COLIN Trevorrow has vacated the director’s chair for Star Wars: Episode IX.

In a statement released by Lucasfilm on Tuesday, it was confirmed that the Jurassic World filmmaker had decided to leave the project by mutual consent.

The statement read: “Lucasfilm and Colin Trevorrow have mutually chosen to part ways on Star Wars: Episode IX. Colin has been a wonderful collaborator throughout the development process but we have all come to the conclusion that our visions for the project differ. We wish Colin the best and will be sharing more information about the film soon.”

Trevorrow is the second high profile director to part company with Disney and Lucasfilm over the direction of a Star Wars film. In June, Phil Lord and Chris Miller were fired from the Han Solo standalone with only a few weeks left in principal photography.

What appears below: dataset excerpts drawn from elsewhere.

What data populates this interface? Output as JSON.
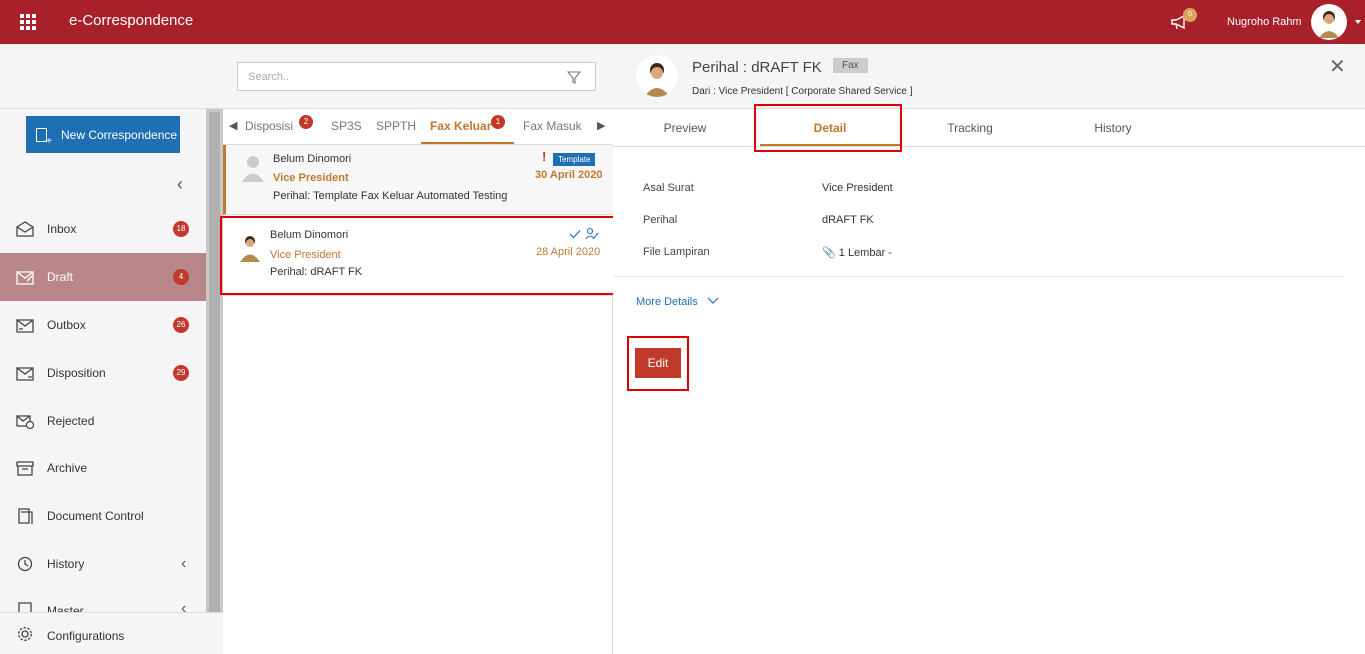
{
  "topbar": {
    "app_title": "e-Correspondence",
    "notif_count": "0",
    "user_name": "Nugroho Rahm"
  },
  "sidebar": {
    "new_button": "New Correspondence",
    "items": [
      {
        "label": "Inbox",
        "badge": "18",
        "icon": "inbox-icon"
      },
      {
        "label": "Draft",
        "badge": "4",
        "icon": "draft-icon"
      },
      {
        "label": "Outbox",
        "badge": "26",
        "icon": "outbox-icon"
      },
      {
        "label": "Disposition",
        "badge": "29",
        "icon": "disposition-icon"
      },
      {
        "label": "Rejected",
        "badge": "",
        "icon": "rejected-icon"
      },
      {
        "label": "Archive",
        "badge": "",
        "icon": "archive-icon"
      },
      {
        "label": "Document Control",
        "badge": "",
        "icon": "document-control-icon"
      },
      {
        "label": "History",
        "badge": "",
        "icon": "history-icon"
      },
      {
        "label": "Master",
        "badge": "",
        "icon": "master-icon"
      }
    ],
    "config_label": "Configurations"
  },
  "list": {
    "search_placeholder": "Search..",
    "tabs": [
      {
        "label": "Disposisi",
        "badge": "2"
      },
      {
        "label": "SP3S"
      },
      {
        "label": "SPPTH"
      },
      {
        "label": "Fax Keluar",
        "badge": "1"
      },
      {
        "label": "Fax Masuk"
      }
    ],
    "messages": [
      {
        "sender": "Belum Dinomori",
        "role": "Vice President",
        "subject": "Perihal: Template Fax Keluar Automated Testing",
        "date": "30 April 2020",
        "badge": "Template",
        "flag": "!"
      },
      {
        "sender": "Belum Dinomori",
        "role": "Vice President",
        "subject": "Perihal: dRAFT FK",
        "date": "28 April 2020"
      }
    ]
  },
  "detail": {
    "title": "Perihal : dRAFT FK",
    "type_badge": "Fax",
    "from": "Dari : Vice President [ Corporate Shared Service ]",
    "tabs": [
      "Preview",
      "Detail",
      "Tracking",
      "History"
    ],
    "rows": [
      {
        "label": "Asal Surat",
        "value": "Vice President"
      },
      {
        "label": "Perihal",
        "value": "dRAFT FK"
      },
      {
        "label": "File Lampiran",
        "value": "1 Lembar -"
      }
    ],
    "more_details": "More Details",
    "edit_label": "Edit"
  },
  "colors": {
    "brand": "#a8202a",
    "accent": "#c0782e",
    "primary_button": "#1f6fb5",
    "badge": "#c0392b"
  }
}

The two were later replaced by Ron Howard, who is finishing out production in London now.

As yet, there has been no announcement concerning who will replace Trevorrow. But rumours about his position on the project have been rife ever since his latest film, the indie thriller The Book of Henry, bombed at the box office off the back of a particularly savage critical pasting.

According to The Hollywood Reporter, script issues have been a problem for Episode IX, with Trevorrow struggling with rewrites to the point that Jack Thorne, the British scribe who wrote the upcoming Julia Roberts-Jacob Tremblay movie Wonder, was eventually brought in to work on the script in August.

Trevorrow is also rumoured to have fallen out with Lucasfilm head Kathleen Kennedy.

It now remains to be seen how much the fallout from the Book of Henry flop and now his departure from Star Wars will affect Trevorrow’s career moving forward. But the director has several projects in various stages of development, including a Jurassic World follow, which he co-wrote and executive produced.

Prior to getting Episode IX, Trevorrow was also attached to direct Intelligent Life, a sci-fi thriller set up at Spielberg’s Amblin that he wrote with writing partner Derek Connolly. That could now be revived.

Spielberg remains a fan of Trevorrow’s, having been so impressed with his work on breakthrough indie movie Safety Not Guaranteed that he put Trevorrow at the helm of the Jurassic Park reboot, Jurassic World, which went on to gross a mammoth $1.6 billion at the global box office.